In a way, this process reminds me of online shopping. If you buy a frying pan online, you can see when the seller packed and shipped the pan and where it is now. Several lines of text, tracing the item’s history. Unlike my caveman game, however, any record of the frying pan ends there. No one records what happens after the buyer opens the shipping box, removes two or three layers of packaging, and pulls out the pan. No one asks about the cardboard box, Styrofoam, and plastic covers. The same goes for the day that the frying pan is finally thrown away. Where do these things go? We live in a single-use society. If we futilely click "View History" for the items around us, nothing comes up. The nightly news might show us mountains of plastic bags and plastic bottles, but it's hard to pick out our own contributions to the towering piles. Of course, we can’t say that we have no personal responsibility. Unless one of us manages to leave Earth, we’re all characters in an ongoing real-life eco-thriller.

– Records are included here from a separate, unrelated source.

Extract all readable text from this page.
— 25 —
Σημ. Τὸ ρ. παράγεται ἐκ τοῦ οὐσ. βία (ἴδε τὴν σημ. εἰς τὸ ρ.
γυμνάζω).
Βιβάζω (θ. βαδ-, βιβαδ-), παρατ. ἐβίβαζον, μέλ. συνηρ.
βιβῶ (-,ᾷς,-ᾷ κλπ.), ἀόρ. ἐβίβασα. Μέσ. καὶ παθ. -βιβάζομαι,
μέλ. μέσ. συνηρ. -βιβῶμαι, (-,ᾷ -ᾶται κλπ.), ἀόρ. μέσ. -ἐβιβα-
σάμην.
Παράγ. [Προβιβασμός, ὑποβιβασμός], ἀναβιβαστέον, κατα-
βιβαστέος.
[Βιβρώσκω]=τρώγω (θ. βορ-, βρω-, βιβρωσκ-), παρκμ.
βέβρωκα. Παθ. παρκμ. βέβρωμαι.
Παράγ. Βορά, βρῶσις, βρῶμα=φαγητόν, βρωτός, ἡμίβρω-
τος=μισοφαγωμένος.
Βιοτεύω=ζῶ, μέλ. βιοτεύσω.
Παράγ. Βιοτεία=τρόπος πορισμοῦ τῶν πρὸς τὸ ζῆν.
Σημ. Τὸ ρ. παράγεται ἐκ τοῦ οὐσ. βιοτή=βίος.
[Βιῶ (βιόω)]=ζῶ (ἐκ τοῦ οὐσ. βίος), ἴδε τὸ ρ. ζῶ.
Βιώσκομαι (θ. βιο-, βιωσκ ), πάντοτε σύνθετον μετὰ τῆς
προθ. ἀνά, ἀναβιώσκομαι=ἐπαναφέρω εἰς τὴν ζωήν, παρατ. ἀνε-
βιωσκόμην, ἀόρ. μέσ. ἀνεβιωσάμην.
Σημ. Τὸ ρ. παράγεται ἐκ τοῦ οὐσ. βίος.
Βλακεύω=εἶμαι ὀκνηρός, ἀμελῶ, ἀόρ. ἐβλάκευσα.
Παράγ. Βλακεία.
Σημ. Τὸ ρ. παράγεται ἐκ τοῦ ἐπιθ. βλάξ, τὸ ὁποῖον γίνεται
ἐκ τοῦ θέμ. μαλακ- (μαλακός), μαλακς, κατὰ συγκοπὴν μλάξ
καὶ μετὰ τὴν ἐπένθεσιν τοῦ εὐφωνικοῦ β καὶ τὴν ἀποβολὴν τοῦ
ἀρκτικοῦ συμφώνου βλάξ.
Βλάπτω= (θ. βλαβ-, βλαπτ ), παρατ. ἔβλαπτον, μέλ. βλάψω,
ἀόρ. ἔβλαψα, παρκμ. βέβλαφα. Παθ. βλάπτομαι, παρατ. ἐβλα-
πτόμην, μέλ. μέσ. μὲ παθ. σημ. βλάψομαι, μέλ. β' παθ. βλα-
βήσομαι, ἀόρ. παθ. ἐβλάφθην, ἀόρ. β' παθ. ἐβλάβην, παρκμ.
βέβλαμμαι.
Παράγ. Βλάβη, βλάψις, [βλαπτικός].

“It's too scary to visit disaster destinations close to home,” says one of the travelers in The Disaster Tourist. “Don't we need to be distanced somewhat from our ordinary lives—from the blankets we sleep under, and the bowls we eat from every day—in order to see the situation more objectively?"
Perhaps this is the appeal of eco-thrillers. Even if the disaster in question is a fiction, I want to keep my distance. Some eco-thrillers may seem to shield the reader from the discomfort of proximity. But in the end, the boundary between book and crust will collapse with a crunch.